Who Bears the Biggest Financial Burden
The insurance protection gap, meaning the difference between total economic losses and insured losses, remains one of the most consequential fault lines in global risk finance.
Swiss Re estimated total global economic losses at USD 220 billion in 2025, of which only 49 percent were insured. In many developing economies, between 80 and 90 percent of catastrophe-related losses remain uninsured, exposing households, businesses, and governments to severe financial strain when disasters strike.
Balz Grollimund, head of catastrophe perils at Swiss Re, warned that the relatively lower losses recorded in 2025 should not be mistaken for a reduction in underlying risk.
What Is Driving the Long-Term Rise in Claims
Swiss Re's analysis shows that exposure growth, driven by population growth, urban expansion, and rising asset values in risk-prone areas, accounts for more than 80 percent of the long-term increase in weather-related insured losses globally since 1970. In North America, insured losses from wildfires are growing at an annual rate of around 14 percent, partly attributed to longer fire seasons and shifting temperature and precipitation patterns.
Global insurance losses from natural catastrophes continue to follow a 5 to 7 percent annual real-terms growth rate that has been the norm in recent years.

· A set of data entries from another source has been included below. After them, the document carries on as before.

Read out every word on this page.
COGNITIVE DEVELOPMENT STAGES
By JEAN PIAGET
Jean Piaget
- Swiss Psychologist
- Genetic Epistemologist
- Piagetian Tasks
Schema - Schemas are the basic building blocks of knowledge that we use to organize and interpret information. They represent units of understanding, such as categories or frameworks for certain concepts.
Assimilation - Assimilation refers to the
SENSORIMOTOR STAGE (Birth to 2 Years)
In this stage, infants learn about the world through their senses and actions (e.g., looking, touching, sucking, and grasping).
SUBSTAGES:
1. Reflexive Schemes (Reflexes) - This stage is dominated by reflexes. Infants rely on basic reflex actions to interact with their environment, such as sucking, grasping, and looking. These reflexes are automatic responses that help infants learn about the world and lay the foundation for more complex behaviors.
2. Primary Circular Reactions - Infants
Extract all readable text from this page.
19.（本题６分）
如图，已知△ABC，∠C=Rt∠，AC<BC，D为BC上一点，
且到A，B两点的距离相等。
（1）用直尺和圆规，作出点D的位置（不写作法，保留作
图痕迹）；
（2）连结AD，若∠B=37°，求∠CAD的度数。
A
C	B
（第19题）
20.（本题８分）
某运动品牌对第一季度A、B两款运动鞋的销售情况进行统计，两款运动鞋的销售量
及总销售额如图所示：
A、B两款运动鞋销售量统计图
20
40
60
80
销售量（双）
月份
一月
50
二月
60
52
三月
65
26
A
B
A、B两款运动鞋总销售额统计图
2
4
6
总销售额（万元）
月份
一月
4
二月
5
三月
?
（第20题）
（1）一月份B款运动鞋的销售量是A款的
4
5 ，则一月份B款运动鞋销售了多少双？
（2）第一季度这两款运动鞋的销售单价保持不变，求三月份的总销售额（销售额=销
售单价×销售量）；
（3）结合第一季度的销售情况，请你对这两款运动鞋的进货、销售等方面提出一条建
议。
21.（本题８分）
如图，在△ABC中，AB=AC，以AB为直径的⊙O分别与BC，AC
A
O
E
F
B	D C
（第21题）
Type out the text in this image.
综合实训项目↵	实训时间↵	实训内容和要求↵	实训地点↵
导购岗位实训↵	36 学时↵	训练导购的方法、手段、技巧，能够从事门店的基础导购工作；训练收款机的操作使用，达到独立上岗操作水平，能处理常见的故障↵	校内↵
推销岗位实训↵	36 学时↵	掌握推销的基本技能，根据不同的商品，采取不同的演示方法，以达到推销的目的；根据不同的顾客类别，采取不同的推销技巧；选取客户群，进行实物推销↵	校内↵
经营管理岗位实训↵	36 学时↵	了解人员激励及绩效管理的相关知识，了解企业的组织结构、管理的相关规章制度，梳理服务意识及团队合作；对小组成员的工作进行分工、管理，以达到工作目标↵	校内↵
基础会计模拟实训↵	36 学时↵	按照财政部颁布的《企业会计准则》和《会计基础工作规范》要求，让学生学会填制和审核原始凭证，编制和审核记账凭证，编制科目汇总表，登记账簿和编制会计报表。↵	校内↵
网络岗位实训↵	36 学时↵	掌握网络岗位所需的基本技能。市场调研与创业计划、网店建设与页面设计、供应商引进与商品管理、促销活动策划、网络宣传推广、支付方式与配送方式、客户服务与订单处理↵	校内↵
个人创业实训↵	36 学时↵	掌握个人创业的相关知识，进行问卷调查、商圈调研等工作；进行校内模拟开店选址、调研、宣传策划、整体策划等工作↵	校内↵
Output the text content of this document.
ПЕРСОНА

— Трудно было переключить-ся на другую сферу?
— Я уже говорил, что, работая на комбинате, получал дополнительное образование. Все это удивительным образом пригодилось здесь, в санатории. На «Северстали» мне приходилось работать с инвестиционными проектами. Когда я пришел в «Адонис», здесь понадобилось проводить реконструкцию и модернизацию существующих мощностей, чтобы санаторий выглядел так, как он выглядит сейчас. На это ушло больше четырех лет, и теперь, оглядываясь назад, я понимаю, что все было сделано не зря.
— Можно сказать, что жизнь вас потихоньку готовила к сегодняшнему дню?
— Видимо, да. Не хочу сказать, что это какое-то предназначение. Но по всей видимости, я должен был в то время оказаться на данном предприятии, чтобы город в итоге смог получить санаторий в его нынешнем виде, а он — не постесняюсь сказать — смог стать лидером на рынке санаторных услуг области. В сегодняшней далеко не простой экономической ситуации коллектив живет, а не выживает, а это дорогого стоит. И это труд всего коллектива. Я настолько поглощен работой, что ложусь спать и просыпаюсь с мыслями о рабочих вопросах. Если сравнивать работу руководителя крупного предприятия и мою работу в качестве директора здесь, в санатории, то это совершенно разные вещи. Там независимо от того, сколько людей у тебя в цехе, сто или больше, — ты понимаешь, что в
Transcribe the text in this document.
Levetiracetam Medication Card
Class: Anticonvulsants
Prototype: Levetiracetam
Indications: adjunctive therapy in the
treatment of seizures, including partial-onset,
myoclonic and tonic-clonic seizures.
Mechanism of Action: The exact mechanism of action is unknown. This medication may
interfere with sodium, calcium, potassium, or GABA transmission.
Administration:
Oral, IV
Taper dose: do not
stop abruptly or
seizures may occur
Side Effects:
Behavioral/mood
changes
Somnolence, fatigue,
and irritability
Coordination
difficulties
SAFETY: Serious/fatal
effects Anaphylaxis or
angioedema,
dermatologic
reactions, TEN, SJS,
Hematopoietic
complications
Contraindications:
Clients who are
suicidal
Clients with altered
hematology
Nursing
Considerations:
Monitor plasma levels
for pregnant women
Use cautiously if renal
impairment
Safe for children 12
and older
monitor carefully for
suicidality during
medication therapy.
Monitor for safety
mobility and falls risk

Who in the Industry Is Most Exposed
Many insurers have raised premiums and tightened coverage terms in disaster-prone markets. However, actuarial experts caution that simply charging higher premiums may not be a sustainable solution if losses continue to outpace predictions. In California, several major insurers have already stopped offering home insurance in wildfire-prone areas, and state regulators were forced to intervene with new rules to maintain coverage in high-risk zones.